Õptimal Differentially Private Learning of Thresholds and Quasi-Concave Optimization
This solves a fundamental problem in private machine learning with broad implications for data analysis, though it is incremental in refining bounds.
The paper tackles the problem of learning threshold functions under differential privacy, closing the gap for approximate-DP by providing a nearly tight upper bound of ˜O(log* |X|), which matches a known lower bound and improves over prior work, and also gives matching bounds for private quasi-concave optimization.

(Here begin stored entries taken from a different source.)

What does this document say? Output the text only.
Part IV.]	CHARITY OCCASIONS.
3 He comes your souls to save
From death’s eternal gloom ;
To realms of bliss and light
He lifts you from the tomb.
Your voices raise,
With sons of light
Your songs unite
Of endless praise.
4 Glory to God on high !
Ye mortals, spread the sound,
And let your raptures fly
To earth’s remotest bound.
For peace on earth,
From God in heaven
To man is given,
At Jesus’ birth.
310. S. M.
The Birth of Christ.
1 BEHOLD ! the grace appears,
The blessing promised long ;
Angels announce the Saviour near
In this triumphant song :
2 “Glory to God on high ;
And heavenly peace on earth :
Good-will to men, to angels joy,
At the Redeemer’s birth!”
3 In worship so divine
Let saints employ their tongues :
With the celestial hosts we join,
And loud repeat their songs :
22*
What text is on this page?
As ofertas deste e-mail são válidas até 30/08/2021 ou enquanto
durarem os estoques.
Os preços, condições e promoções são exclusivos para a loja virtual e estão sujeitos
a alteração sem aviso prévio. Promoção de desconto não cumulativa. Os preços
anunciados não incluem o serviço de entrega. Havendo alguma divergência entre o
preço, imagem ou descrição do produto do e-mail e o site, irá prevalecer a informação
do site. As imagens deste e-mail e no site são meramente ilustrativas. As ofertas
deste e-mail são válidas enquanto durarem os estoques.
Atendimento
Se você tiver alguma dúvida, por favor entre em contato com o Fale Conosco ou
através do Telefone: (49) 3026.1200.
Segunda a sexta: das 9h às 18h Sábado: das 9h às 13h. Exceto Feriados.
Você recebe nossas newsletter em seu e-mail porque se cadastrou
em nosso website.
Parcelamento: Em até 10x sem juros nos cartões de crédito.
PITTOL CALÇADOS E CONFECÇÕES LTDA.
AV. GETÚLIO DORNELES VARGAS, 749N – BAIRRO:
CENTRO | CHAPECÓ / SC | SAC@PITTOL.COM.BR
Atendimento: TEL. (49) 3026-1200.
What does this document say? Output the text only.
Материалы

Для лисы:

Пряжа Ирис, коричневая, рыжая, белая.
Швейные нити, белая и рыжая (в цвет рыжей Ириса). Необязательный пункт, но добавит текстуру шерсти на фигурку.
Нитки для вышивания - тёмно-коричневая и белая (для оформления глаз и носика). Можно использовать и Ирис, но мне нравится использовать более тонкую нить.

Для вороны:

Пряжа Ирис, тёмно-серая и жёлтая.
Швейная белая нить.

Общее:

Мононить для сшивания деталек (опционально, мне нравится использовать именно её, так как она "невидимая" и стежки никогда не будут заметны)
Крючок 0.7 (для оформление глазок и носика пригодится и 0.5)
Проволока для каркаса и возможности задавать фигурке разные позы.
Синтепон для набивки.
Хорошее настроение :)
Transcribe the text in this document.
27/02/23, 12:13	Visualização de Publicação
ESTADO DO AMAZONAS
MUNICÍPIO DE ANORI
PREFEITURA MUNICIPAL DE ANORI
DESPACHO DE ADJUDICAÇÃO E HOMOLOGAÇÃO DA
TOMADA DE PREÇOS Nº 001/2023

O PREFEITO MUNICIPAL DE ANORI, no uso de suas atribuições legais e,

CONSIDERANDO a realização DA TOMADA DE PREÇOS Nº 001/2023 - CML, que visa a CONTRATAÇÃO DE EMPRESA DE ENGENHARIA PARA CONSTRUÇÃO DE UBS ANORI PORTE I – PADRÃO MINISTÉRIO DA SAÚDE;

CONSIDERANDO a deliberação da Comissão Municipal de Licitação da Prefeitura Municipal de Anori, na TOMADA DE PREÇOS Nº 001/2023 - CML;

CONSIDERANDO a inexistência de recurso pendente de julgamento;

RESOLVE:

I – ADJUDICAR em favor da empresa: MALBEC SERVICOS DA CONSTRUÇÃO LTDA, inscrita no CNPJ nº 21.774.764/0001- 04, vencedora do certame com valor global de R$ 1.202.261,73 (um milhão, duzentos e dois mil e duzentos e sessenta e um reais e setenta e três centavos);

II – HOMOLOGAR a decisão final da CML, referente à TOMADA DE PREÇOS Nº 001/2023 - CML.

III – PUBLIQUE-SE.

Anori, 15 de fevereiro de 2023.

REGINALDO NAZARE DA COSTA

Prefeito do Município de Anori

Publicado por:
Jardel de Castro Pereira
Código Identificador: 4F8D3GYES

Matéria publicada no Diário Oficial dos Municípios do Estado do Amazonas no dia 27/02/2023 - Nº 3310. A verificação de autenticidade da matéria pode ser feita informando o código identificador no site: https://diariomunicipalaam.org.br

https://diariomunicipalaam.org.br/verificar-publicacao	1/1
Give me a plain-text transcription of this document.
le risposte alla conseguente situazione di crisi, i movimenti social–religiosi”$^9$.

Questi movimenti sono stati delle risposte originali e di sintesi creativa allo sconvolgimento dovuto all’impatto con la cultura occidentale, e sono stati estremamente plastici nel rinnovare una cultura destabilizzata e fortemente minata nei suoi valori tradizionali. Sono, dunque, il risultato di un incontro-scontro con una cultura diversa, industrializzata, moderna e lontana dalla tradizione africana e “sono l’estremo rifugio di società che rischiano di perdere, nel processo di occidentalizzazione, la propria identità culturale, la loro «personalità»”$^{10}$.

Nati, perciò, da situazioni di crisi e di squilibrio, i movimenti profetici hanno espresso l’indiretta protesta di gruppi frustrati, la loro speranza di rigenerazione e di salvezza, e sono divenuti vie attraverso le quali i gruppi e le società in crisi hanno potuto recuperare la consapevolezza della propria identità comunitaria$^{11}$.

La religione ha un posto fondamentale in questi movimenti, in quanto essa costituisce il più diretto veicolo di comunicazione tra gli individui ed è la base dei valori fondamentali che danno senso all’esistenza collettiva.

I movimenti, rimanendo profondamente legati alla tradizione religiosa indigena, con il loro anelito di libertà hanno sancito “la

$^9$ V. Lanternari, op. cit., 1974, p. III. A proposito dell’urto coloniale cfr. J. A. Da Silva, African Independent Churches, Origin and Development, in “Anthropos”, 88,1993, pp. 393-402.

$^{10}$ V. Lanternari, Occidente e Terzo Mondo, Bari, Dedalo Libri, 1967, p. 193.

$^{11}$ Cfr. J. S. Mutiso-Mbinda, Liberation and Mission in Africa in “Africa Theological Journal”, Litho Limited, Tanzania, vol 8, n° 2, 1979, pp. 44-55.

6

The problem of learning threshold functions is a fundamental one in machine learning. Classical learning theory implies sample complexity of $O(ξ^{-1} \log(1/β))$ (for generalization error $ξ$ with confidence $1-β$). The private version of the problem, however, is more challenging and in particular, the sample complexity must depend on the size $|X|$ of the domain. Progress on quantifying this dependence, via lower and upper bounds, was made in a line of works over the past decade. In this paper, we finally close the gap for approximate-DP and provide a nearly tight upper bound of $\tilde{O}(\log^* |X|)$, which matches a lower bound by Alon et al (that applies even with improper learning) and improves over a prior upper bound of $\tilde{O}((\log^* |X|)^{1.5})$ by Kaplan et al. We also provide matching upper and lower bounds of $\tildeΘ(2^{\log^*|X|})$ for the additive error of private quasi-concave optimization (a related and more general problem). Our improvement is achieved via the novel Reorder-Slice-Compute paradigm for private data analysis which we believe will have further applications.